We start with the equation \[ \frac{2a}{x+3a} - \frac{x}{a-x} = \frac{4a^2}{x^2+2ax-3a^2}. \] Notice that the quadratic in the denominator on the right factors as \[ x^2+2ax-3a^2=(x+3a)(x-a). \] Thus, the equation becomes \[ \frac{2a}{x+3a} - \frac{x}{a-x} = \frac{4a^2}{(x+3a)(x-a)}. \] Since \[ a-x=-(x-a), \] we combine the two fractions on the left using the common denominator \((x+3a)(a-x)\).
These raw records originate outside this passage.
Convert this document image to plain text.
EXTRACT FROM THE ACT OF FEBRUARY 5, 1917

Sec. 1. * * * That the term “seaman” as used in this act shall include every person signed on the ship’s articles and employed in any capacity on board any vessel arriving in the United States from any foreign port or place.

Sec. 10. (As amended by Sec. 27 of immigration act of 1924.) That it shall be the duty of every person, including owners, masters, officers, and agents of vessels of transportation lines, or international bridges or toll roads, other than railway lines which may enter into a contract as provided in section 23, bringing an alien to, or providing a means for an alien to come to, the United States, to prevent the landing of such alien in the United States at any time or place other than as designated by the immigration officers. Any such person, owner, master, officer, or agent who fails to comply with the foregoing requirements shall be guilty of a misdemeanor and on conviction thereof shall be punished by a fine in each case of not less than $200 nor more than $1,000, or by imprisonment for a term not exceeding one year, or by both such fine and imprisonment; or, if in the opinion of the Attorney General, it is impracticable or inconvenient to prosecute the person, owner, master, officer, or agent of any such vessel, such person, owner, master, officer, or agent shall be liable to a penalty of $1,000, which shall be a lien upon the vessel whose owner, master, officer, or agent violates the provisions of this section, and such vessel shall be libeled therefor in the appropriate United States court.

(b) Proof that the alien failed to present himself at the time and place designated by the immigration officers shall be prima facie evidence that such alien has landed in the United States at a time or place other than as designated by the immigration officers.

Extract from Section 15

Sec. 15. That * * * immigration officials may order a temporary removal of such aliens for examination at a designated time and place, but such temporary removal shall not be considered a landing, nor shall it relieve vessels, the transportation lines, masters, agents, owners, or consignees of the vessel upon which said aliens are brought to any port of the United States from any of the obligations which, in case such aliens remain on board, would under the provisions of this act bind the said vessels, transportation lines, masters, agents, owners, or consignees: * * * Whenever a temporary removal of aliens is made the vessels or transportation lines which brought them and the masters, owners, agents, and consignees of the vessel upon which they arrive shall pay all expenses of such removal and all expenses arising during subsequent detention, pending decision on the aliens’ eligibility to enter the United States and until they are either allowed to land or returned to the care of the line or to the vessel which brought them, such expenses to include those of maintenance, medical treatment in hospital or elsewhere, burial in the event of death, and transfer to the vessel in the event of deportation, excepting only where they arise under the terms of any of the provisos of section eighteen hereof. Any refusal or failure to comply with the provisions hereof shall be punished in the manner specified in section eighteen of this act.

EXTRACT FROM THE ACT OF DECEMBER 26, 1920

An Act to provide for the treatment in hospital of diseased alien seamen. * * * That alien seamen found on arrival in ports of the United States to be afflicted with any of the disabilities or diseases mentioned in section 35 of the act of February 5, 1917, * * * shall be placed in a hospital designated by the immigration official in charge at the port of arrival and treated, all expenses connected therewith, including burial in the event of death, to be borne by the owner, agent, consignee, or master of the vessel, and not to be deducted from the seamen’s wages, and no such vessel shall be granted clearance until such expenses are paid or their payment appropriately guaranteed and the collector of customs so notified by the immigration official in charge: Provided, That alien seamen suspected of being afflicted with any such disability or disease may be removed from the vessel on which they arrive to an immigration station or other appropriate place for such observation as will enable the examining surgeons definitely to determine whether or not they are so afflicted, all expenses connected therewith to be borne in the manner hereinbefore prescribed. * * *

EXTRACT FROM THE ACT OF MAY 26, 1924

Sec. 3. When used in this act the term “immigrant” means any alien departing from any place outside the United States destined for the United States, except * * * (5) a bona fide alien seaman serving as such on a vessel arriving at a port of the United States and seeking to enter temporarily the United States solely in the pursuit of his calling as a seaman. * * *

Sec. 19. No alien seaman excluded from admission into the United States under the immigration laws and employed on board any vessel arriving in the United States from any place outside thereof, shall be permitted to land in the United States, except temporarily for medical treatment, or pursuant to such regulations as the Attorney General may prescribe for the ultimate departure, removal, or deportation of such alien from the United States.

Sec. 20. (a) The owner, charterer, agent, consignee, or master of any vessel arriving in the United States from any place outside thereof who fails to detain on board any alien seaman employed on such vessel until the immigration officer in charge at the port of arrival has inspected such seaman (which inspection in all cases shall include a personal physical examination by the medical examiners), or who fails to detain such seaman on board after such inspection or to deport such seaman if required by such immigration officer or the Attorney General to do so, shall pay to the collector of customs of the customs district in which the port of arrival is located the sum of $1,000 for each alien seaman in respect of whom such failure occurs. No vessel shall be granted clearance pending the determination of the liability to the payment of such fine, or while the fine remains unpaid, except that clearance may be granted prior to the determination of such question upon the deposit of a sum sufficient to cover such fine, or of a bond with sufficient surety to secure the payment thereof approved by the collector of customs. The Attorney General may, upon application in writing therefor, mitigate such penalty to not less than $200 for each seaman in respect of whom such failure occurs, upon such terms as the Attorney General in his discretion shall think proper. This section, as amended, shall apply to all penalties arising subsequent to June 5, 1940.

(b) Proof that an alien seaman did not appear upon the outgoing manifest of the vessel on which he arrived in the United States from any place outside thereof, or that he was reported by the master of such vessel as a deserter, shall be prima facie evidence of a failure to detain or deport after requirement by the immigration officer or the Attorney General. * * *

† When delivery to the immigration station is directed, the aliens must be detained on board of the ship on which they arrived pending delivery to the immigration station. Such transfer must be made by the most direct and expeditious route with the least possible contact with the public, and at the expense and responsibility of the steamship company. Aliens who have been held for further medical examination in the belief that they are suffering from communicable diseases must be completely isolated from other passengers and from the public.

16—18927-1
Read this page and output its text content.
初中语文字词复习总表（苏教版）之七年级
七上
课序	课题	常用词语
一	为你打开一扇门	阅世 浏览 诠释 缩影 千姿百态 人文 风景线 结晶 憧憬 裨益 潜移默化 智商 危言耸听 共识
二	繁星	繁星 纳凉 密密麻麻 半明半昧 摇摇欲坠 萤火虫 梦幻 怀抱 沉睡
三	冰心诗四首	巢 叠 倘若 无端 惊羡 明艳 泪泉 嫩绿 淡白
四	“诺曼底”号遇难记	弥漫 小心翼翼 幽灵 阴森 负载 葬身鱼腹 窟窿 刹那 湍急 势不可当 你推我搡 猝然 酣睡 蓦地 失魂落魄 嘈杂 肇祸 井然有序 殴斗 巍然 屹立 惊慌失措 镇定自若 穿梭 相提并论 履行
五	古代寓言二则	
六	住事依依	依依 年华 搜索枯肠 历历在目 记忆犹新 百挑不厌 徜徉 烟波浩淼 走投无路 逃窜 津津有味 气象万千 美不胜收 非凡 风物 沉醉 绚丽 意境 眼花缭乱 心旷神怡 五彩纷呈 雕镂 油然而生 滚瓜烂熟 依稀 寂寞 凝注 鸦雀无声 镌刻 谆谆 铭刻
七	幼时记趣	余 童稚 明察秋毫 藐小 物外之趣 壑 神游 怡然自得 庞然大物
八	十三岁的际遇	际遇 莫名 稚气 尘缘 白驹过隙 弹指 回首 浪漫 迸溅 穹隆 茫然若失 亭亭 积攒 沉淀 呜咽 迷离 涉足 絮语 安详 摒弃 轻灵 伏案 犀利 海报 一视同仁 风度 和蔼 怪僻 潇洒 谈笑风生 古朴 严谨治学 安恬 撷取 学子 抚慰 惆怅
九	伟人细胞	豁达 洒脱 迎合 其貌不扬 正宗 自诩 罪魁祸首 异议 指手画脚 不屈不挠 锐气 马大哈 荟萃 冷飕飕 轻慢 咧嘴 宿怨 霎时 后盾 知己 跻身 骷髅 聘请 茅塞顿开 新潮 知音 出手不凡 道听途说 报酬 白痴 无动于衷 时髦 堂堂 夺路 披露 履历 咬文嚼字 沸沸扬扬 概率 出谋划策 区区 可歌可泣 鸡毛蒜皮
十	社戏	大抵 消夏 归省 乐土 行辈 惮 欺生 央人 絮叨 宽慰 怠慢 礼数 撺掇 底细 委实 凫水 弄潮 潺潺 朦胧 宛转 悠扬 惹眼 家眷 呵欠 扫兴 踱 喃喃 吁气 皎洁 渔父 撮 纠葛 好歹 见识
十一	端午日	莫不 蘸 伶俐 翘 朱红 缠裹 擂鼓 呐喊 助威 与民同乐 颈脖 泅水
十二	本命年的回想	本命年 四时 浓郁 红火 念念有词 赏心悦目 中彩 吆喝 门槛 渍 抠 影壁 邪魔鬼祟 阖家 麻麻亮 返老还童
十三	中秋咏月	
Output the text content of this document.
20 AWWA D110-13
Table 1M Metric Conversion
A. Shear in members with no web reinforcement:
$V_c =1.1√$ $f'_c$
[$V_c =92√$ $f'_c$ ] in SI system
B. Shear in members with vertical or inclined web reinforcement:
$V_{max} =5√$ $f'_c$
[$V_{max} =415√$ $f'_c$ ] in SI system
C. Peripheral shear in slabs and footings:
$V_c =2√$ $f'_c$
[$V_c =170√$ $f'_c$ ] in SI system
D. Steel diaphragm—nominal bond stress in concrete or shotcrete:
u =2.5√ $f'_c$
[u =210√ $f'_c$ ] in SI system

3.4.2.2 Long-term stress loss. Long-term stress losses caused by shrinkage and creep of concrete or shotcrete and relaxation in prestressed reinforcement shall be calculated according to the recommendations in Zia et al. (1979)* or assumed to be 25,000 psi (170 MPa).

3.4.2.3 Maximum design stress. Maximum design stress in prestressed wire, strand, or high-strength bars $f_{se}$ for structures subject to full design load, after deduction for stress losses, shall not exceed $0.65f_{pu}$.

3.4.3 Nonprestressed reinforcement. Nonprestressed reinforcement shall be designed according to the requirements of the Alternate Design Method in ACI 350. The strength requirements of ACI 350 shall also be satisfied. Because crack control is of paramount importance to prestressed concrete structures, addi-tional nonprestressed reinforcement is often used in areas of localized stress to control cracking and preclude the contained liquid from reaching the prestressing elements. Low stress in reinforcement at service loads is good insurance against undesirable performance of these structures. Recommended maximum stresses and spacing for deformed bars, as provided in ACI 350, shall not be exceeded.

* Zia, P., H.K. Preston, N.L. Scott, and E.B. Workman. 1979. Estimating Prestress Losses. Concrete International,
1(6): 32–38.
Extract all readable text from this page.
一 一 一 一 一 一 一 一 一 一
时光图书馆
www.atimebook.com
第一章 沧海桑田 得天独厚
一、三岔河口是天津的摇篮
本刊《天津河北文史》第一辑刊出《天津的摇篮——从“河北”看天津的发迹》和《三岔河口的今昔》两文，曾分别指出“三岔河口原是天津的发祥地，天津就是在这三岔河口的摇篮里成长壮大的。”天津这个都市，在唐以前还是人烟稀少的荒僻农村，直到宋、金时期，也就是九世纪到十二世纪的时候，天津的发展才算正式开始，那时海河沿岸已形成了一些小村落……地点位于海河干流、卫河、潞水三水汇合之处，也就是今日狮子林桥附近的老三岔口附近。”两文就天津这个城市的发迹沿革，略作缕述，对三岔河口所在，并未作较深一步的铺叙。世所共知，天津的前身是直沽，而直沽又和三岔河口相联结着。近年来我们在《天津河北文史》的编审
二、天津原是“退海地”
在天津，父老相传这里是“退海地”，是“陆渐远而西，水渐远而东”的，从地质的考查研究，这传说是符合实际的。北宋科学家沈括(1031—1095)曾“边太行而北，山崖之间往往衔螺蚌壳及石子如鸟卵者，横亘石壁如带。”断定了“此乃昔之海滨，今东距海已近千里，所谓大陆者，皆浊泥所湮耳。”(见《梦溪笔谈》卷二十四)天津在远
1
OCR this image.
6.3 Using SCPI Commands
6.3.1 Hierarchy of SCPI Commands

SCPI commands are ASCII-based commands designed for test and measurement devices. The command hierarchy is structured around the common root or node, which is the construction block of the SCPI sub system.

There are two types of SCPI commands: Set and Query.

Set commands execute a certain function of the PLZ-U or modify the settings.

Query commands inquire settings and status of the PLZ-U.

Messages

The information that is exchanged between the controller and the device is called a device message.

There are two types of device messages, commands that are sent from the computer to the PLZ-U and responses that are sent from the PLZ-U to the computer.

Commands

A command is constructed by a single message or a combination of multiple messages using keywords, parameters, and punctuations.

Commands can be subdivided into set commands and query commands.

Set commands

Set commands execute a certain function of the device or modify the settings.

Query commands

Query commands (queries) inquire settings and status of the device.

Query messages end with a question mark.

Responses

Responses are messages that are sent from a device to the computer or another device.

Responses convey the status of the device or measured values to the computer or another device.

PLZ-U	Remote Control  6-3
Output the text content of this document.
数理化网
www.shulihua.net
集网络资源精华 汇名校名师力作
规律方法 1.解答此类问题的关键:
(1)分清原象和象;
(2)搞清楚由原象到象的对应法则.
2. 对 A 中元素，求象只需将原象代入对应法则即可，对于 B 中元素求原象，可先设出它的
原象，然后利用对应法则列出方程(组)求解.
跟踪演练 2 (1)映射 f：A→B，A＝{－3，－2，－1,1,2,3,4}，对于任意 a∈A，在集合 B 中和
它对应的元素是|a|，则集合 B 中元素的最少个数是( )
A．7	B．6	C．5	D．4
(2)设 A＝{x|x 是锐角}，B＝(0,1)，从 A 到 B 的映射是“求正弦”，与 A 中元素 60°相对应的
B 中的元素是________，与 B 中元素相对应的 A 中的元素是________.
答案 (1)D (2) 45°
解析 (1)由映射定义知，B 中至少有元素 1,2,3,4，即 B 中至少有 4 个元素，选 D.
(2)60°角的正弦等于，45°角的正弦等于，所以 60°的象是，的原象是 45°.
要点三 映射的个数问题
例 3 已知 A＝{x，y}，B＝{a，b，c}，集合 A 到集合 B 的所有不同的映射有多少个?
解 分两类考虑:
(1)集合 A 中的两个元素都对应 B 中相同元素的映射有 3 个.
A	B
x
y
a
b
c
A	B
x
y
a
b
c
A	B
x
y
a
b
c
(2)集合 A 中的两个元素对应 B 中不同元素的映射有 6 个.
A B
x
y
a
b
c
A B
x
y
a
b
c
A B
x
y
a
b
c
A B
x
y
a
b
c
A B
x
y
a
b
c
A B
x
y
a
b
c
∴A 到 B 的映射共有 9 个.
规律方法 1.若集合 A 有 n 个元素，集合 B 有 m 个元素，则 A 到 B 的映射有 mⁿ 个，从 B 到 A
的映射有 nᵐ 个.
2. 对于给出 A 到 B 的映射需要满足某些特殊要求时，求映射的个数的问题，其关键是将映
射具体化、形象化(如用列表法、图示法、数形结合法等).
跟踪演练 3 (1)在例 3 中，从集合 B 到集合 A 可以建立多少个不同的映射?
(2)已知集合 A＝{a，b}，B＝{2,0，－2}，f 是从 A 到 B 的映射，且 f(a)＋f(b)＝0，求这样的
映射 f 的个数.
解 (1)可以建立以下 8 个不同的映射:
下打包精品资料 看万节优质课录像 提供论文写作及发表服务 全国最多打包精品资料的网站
Write \[ \frac{2a}{x+3a} - \frac{x}{a-x} = \frac{2a(a-x) - x(x+3a)}{(x+3a)(a-x)}. \] Expand the numerator: \[ 2a(a-x)=2a^2-2ax,\quad x(x+3a)=x^2+3ax. \] Then, \[ 2a(a-x)-x(x+3a)=2a^2-2ax-x^2-3ax=2a^2-5ax-x^2. \] So the left side becomes \[ \frac{-x^2-5ax+2a^2}{(x+3a)(a-x)}. \] Recognize that \[ (x+3a)(a-x)=-(x+3a)(x-a). \] Thus, we write \[ \frac{-x^2-5ax+2a^2}{-(x+3a)(x-a)}=\frac{x^2+5ax-2a^2}{(x+3a)(x-a)}. \] Now the equation is \[ \frac{x^2+5ax-2a^2}{(x+3a)(x-a)}=\frac{4a^2}{(x+3a)(x-a)}. \] Provided that \((x+3a)(x-a)\neq 0\), we may equate the numerators: \[ x^2+5ax-2a^2=4a^2. \] Subtract \(4a^2\) from both sides: \[ x^2+5ax-6a^2=0. \] This is a quadratic in \(x\). Its discriminant is \[ \Delta=(5a)^2-4(1)(-6a^2)=25a^2+24a^2=49a^2. \] Thus, \[ x=\frac{-5a\pm\sqrt{49a^2}}{2}=\frac{-5a\pm7a}{2}. \] This gives the solutions: \[ x=\frac{-5a+7a}{2}=a\quad \text{or}\quad x=\frac{-5a-7a}{2}=-6a. \] Next, we check for extraneous solutions by considering the restrictions: \[ x+3a\neq0\quad \Longrightarrow\quad x\neq -3a, \] \[ a-x\neq0\quad \Longrightarrow\quad x\neq a. \] The solution \(x=a\) violates the condition \(a-x\neq 0\) and must be rejected. Thus, the only valid solution is \[ \boxed{x=-6a}. \]